You just can’t write better songs than Love That Burns or Black Magic Woman, both of which can be found here. And Albatross, the mellow instrumental that closes out side four, was a Number One hit in the UK in 1969, can you believe it? It was backed on some releases by Need Your Love So Bad, another one of our all time favorite Fleetwood Mac covers. The band was on fire back when Peter Green was at the helm. These two LPs are proof enough.
The material found on this American-only compilation is tough to come by on vinyl; their early albums barely charted in the states and are anything but plentiful. The Peter-Green-led blues band that performed this music was huge in England however, and for me, personally, I would take Fleetwood Mac as a blues band over any other blues band from the period.
Keep in mind that some of these recordings are engineered to sound like old blues songs from the thirties and forties. Don’t expect audiophile sound on those tracks because it’s just not on the master tapes that way.
But it’s easy enough to tell when the material sounds right, and that’s all we are after here — the right sound.

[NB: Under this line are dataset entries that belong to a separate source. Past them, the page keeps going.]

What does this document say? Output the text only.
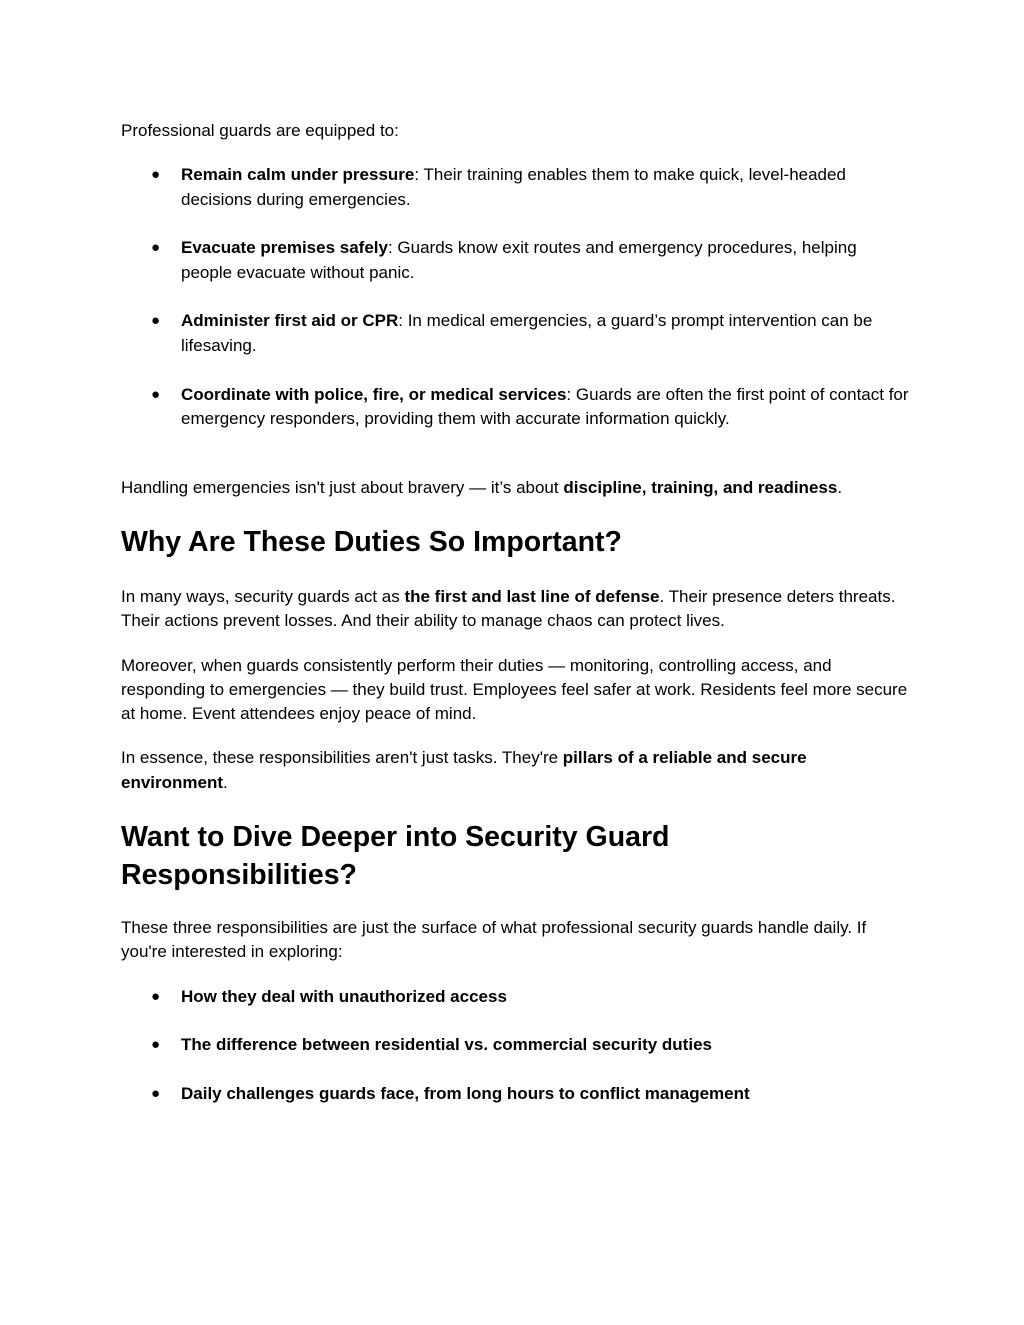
Professional guards are equipped to:

● Remain calm under pressure: Their training enables them to make quick, level-headed decisions during emergencies.
● Evacuate premises safely: Guards know exit routes and emergency procedures, helping people evacuate without panic.
● Administer first aid or CPR: In medical emergencies, a guard’s prompt intervention can be lifesaving.
● Coordinate with police, fire, or medical services: Guards are often the first point of contact for emergency responders, providing them with accurate information quickly.

Handling emergencies isn't just about bravery — it’s about discipline, training, and readiness.

Why Are These Duties So Important?

In many ways, security guards act as the first and last line of defense. Their presence deters threats. Their actions prevent losses. And their ability to manage chaos can protect lives.

Moreover, when guards consistently perform their duties — monitoring, controlling access, and responding to emergencies — they build trust. Employees feel safer at work. Residents feel more secure at home. Event attendees enjoy peace of mind.

In essence, these responsibilities aren't just tasks. They're pillars of a reliable and secure environment.

Want to Dive Deeper into Security Guard
Responsibilities?

These three responsibilities are just the surface of what professional security guards handle daily. If you're interested in exploring:

● How they deal with unauthorized access
● The difference between residential vs. commercial security duties
● Daily challenges guards face, from long hours to conflict management
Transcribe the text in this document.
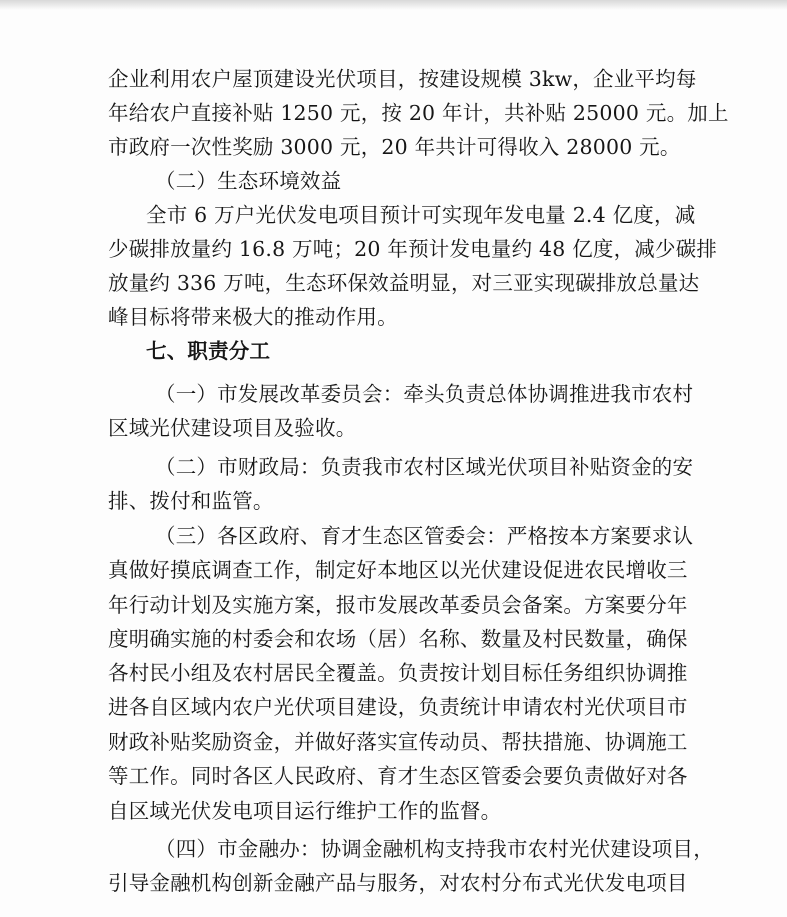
企业利用农户屋顶建设光伏项目，按建设规模 3kw，企业平均每
年给农户直接补贴 1250 元，按 20 年计，共补贴 25000 元。加上
市政府一次性奖励 3000 元，20 年共计可得收入 28000 元。
（二）生态环境效益
全市 6 万户光伏发电项目预计可实现年发电量 2.4 亿度，减
少碳排放量约 16.8 万吨；20 年预计发电量约 48 亿度，减少碳排
放量约 336 万吨，生态环保效益明显，对三亚实现碳排放总量达
峰目标将带来极大的推动作用。
七、职责分工
（一）市发展改革委员会：牵头负责总体协调推进我市农村
区域光伏建设项目及验收。
（二）市财政局：负责我市农村区域光伏项目补贴资金的安
排、拨付和监管。
（三）各区政府、育才生态区管委会：严格按本方案要求认
真做好摸底调查工作，制定好本地区以光伏建设促进农民增收三
年行动计划及实施方案，报市发展改革委员会备案。方案要分年
度明确实施的村委会和农场（居）名称、数量及村民数量，确保
各村民小组及农村居民全覆盖。负责按计划目标任务组织协调推
进各自区域内农户光伏项目建设，负责统计申请农村光伏项目市
财政补贴奖励资金，并做好落实宣传动员、帮扶措施、协调施工
等工作。同时各区人民政府、育才生态区管委会要负责做好对各
自区域光伏发电项目运行维护工作的监督。
（四）市金融办：协调金融机构支持我市农村光伏建设项目，
引导金融机构创新金融产品与服务，对农村分布式光伏发电项目
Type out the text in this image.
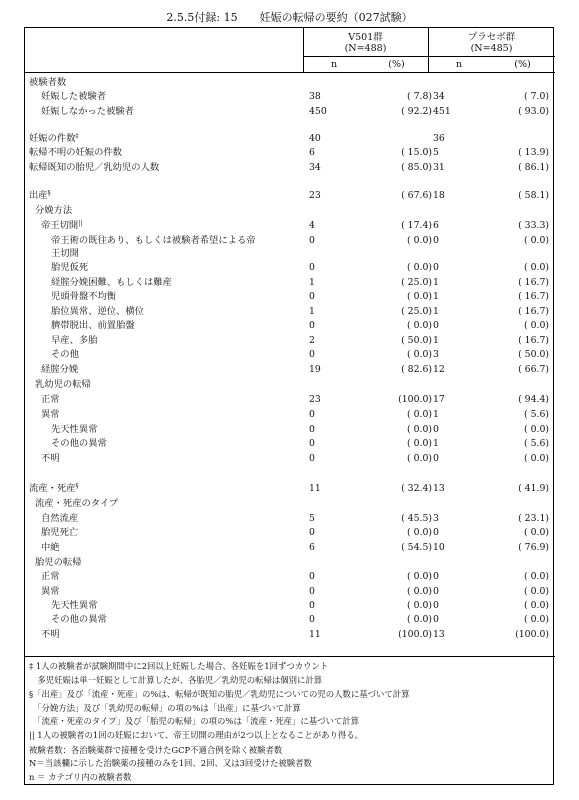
2.5.5付録: 15　　妊娠の転帰の要約（027試験）
V501群
(N=488)
プラセボ群
(N=485)
n	(%)	n	(%)
被験者数
妊娠した被験者	38	( 7.8) 34	( 7.0)
妊娠しなかった被験者	450	( 92.2) 451	( 93.0)
妊娠の件数‡	40	36
転帰不明の妊娠の件数	6	( 15.0) 5	( 13.9)
転帰既知の胎児／乳幼児の人数	34	( 85.0) 31	( 86.1)
出産§	23	( 67.6) 18	( 58.1)
分娩方法
帝王切開||	4	( 17.4) 6	( 33.3)
帝王術の既往あり、もしくは被験者希望による帝	0	( 0.0) 0	( 0.0)
王切開
胎児仮死	0	( 0.0) 0	( 0.0)
経腟分娩困難、もしくは難産	1	( 25.0) 1	( 16.7)
児頭骨盤不均衡	0	( 0.0) 1	( 16.7)
胎位異常、逆位、横位	1	( 25.0) 1	( 16.7)
臍帯脱出、前置胎盤	0	( 0.0) 0	( 0.0)
早産、多胎	2	( 50.0) 1	( 16.7)
その他	0	( 0.0) 3	( 50.0)
経腟分娩	19	( 82.6) 12	( 66.7)
乳幼児の転帰
正常	23	(100.0) 17	( 94.4)
異常	0	( 0.0) 1	( 5.6)
先天性異常	0	( 0.0) 0	( 0.0)
その他の異常	0	( 0.0) 1	( 5.6)
不明	0	( 0.0) 0	( 0.0)
流産・死産§	11	( 32.4) 13	( 41.9)
流産・死産のタイプ
自然流産	5	( 45.5) 3	( 23.1)
胎児死亡	0	( 0.0) 0	( 0.0)
中絶	6	( 54.5) 10	( 76.9)
胎児の転帰
正常	0	( 0.0) 0	( 0.0)
異常	0	( 0.0) 0	( 0.0)
先天性異常	0	( 0.0) 0	( 0.0)
その他の異常	0	( 0.0) 0	( 0.0)
不明	11	(100.0) 13	(100.0)
‡ 1人の被験者が試験期間中に2回以上妊娠した場合、各妊娠を1回ずつカウント
　多児妊娠は単一妊娠として計算したが、各胎児／乳幼児の転帰は個別に計算
§「出産」及び「流産・死産」の%は、転帰が既知の胎児／乳幼児についての児の人数に基づいて計算
　「分娩方法」及び「乳幼児の転帰」の項の%は「出産」に基づいて計算
　「流産・死産のタイプ」及び「胎児の転帰」の項の%は「流産・死産」に基づいて計算
|| 1人の被験者の1回の妊娠において、帝王切開の理由が2つ以上となることがあり得る。
被験者数：各治験薬群で接種を受けたGCP不適合例を除く被験者数
N＝当該欄に示した治験薬の接種のみを1回、2回、又は3回受けた被験者数
n ＝ カテゴリ内の被験者数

What the amazing sides offer is not hard to hear:
- The biggest, most immediate staging in the largest acoustic space
- The most Tubey Magic, without which you have almost nothing. The CDs can give you clean and clear. Only vintage vinyl gives you the kind of Tubey Magic that was on the tapes in 1971
- Rich, full-bodied bass, with plenty of weight down low for the big toms Mick Fleetwood is so fond of
- Natural tonality in the midrange — with the vocals, guitars and drums sounding right
- Transparency and resolution, critical to hearing into the three-dimensional studio space
- Et cetera, et cetera
UK Vs. Domestic
Don’t assume the UK pressings containing this material have better sound. Most of them are dull and opaque, clearly mastered from dub tapes. You have to work very hard to find these songs with good sound, and early pressings such as this one do not come cheap in the stores in this kind of condition.
One and Done?
Not quite. Some of the early Mac’s songs from the British Greatest Hits compilation we have offered in the past are not to be found on Black Magic Woman. Oh Well Parts One and Two spring immediately to mind. That said, with this album and the Brit Greatest Hits you’re in better shape than you would be with any other three LPs I can think of. Two and done? For all practical purposes, yes.
My Heart Beat Like a Hammer
Merry Go Round
Long Grey Mare
Hellhound on My Trail
Shake Your Moneymaker
Looking for Somebody
No Place to Go
My Baby’s Good to Me
If I Loved Another Woman
Cold Black Night
The World Keep On Turning
Got to Move
Stop Messin’ Round
Jigsaw Puzzle Blues
Something Inside of Me
Love That Burns
Black Magic Woman
I’ve Lost My Baby
One Sunny Day
Easily one of the centerpieces of the early Fleetwood Mac canon, “Black Magic Woman” is obviously more well-known as the huge hit single for Santana in 1970. However, this version on its own is indeed striking and far more than just a blueprint. Crossing blues, rock and Caribbean/calypso music, Peter Green created a unique musical synthesis, and the effect is intoxicating.
Fleetwood Mac’s debut LP was a highlight of the late-’60s British blues boom. Green’s always inspired playing, the capable (if erratic) songwriting, and the general panache of the band as a whole placed them leagues above the overcrowded field… The album was an unexpected smash in the U.K., reaching number four on the British charts.
For reasons that no one seems to recall in detail — but for which we can be grateful — when it was time to release a second Fleetwood Mac LP in America, producer Mike Vernon and the band didn’t just send the existing Mr. Wonderful album across the Atlantic — a little fine-tuning and retooling was in order.
The band had just expanded by one member, to a quintet — with the addition of guitarist Danny Kirwan — by the end of 1968, whereas Mr. Wonderful represented them as a four-piece outfit. Additionally, the group had just toured the U.S. for the first time, as a quintet, playing to very enthusiastic audiences, and so there was some point to sending U.S. licensee Epic Records something extra, representing who they were at the start of 1969.
And that became the English Rose album, offering three Kirwan-authored instrumentals, plus the hit U.K. single “Albatross,” and also their previous single, “Black Magic Woman,” which had been a British Top 40 hit (though it was unknown in the U.S., and preceded Santana’s hit recording of it by almost two years).
Half of Mr. Wonderful was still there, including the opener, “Stop Messin’ Round” and “I’ve Lost My Baby,” representing the stronger tracks from that record. Between the paring down of Mr. Wonderful and the addition of the single tracks, English Rose ended up being a stronger album than its predecessor, though without a hit single in America to drive sales and get it exposure, it barely brushed the Top 200 LP listings in the U.S. Strangely enough, despite the overlap with Mr. Wonderful, English Rose was released in England about six months later, probably to help make up for the loss of the group’s contract (due to an oversight) by Blue Horizon.